Aztec Connect’s smart contract has reportedly lost $2.1 million after an attacker took advantage of a verification flaw in the privacy bridge that was shut down three years ago. This attack also comes with a twist, as the flaw sits beyond anyone’s ability to patch per the Aztec Labs team.
The stolen funds included approximately 909 ETH, 270,000 DAI, and 167 wstETH, according to blockchain security firm BlockSec, which flagged the suspicious transaction through its Phalcon monitoring system.
Before it was deprecated by Aztec Labs in March 2023, Aztec Connect was a zk-rollup bridge that let users interact with DeFi protocols like Aave and Lido while shielding transaction details through zero-knowledge proofs. Aztec Labs stopped running its sequencer by March 2024.
The AZTEC token is up more than 5% as of the time of Cryptoplitan’s report.
What was the flaw that enabled the attacker to exploit Aztec Connect?
The flaw was due to a mismatch involving the boundary between the verified transaction set and L1 settlement processing per BlockSec Phalcon’s analysis on X.
According to security firm CertiK, the flaw was an incomplete validation of submitted proof data.
One contract function checked only the beginning of the proof while token transfer instructions embedded elsewhere went unverified, and this was what allowed the attacker to manipulate withdrawals.
What is Aztec Labs’ response to the exploit?
Aztec Labs confirmed it was investigating but said it has no mechanism to intervene. “Aztec Connect was deprecated 3 years ago.
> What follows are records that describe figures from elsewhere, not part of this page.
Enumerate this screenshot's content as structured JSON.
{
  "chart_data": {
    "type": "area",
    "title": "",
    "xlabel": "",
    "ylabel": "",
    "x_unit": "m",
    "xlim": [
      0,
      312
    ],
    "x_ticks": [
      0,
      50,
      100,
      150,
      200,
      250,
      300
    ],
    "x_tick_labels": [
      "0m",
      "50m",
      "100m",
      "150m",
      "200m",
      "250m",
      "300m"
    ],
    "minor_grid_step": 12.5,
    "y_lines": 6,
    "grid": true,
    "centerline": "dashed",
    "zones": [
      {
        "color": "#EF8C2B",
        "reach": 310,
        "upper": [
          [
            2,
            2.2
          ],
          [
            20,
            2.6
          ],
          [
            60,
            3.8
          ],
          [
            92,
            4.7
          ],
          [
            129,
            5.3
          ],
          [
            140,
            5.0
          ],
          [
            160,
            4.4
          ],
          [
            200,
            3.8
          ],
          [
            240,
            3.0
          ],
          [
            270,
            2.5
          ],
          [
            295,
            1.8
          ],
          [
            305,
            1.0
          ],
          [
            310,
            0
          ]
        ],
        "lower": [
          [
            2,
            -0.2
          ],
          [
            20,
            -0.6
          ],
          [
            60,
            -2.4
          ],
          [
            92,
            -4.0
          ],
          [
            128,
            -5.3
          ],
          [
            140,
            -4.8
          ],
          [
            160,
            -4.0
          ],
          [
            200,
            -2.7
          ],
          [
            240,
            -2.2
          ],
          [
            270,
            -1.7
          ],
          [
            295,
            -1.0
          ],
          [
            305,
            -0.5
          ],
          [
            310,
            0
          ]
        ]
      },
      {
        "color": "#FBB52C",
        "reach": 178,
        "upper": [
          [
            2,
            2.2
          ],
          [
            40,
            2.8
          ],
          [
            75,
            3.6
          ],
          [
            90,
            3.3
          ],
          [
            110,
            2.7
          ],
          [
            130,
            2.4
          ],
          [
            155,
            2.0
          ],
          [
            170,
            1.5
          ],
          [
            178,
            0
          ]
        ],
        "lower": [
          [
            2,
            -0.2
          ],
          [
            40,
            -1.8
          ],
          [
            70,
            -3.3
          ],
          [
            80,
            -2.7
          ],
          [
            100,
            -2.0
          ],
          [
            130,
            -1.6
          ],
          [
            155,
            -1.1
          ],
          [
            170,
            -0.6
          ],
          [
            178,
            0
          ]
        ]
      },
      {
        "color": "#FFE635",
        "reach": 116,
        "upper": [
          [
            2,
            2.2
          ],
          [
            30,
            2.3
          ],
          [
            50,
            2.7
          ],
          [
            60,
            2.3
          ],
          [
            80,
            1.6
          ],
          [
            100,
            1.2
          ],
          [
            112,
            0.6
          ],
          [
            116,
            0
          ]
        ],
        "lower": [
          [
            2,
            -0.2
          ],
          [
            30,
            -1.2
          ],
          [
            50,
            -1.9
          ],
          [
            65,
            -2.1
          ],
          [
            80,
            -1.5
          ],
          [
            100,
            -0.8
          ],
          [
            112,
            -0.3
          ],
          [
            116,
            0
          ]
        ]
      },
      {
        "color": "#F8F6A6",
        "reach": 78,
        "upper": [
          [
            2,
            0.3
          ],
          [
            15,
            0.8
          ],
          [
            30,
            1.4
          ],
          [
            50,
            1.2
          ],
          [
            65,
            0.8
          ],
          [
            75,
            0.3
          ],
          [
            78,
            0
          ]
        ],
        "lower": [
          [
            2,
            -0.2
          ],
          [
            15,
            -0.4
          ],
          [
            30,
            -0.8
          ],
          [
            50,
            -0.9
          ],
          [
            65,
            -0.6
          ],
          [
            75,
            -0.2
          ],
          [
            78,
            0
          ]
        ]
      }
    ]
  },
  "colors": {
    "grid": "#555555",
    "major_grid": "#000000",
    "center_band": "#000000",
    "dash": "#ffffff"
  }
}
Aztec Labs holds no admin keys or control over the system; it cannot be paused or upgraded by us,” the team wrote on X.
In a separate statement, the Aztec Foundation posted on X, stating that the foundation stressed that the incident has no connection to any smart contracts tied to the AZTEC ERC-20 token or the current Aztec network, which focuses on private smart contracts.
“Aztec Connect was deprecated 3 years ago and Aztec Labs retains no controls over the system,” Aztec Foundation wrote.
When Aztec Labs wound down the bridge, it renounced admin keys to the contracts given the fact that it was a privacy-focused protocol. However, the tradeoff is that once the keys are gone, nobody can deploy a fix when a vulnerability surfaces.
What is the cost of the exploit?
Aztec Connect contracts held about $2.15 million in total value locked before the attack, according to DefiLlama data, and those were the funds that the exploiter was able to access.

The funds were unmonitored, and the team did nothing about them, as any assets left inside them depend entirely on the original code’s integrity.
Aztec Connect’s exploit also brings to the fore the recurring risk for users who leave their funds in legacy contracts after a project migrates.
June exploits continue to mount
It is already halfway into the month of June, and with exploits picking up, crypto protocols do not seem to catch a break. May was also punctuated with various exploits, and recently deprecated platforms are seeing increased attacks
Cryptopolitan has previously reported on exploits hitting Gnosis Pay and TesseraDAO in the first days of June, with TesseraDAO alone losing $2.5 million in a mint-and-dump attack on BNB Chain.
Per DeFiLlama data, June exploits have already reached approximately $43.93 million in cumulative losses as of mid-month.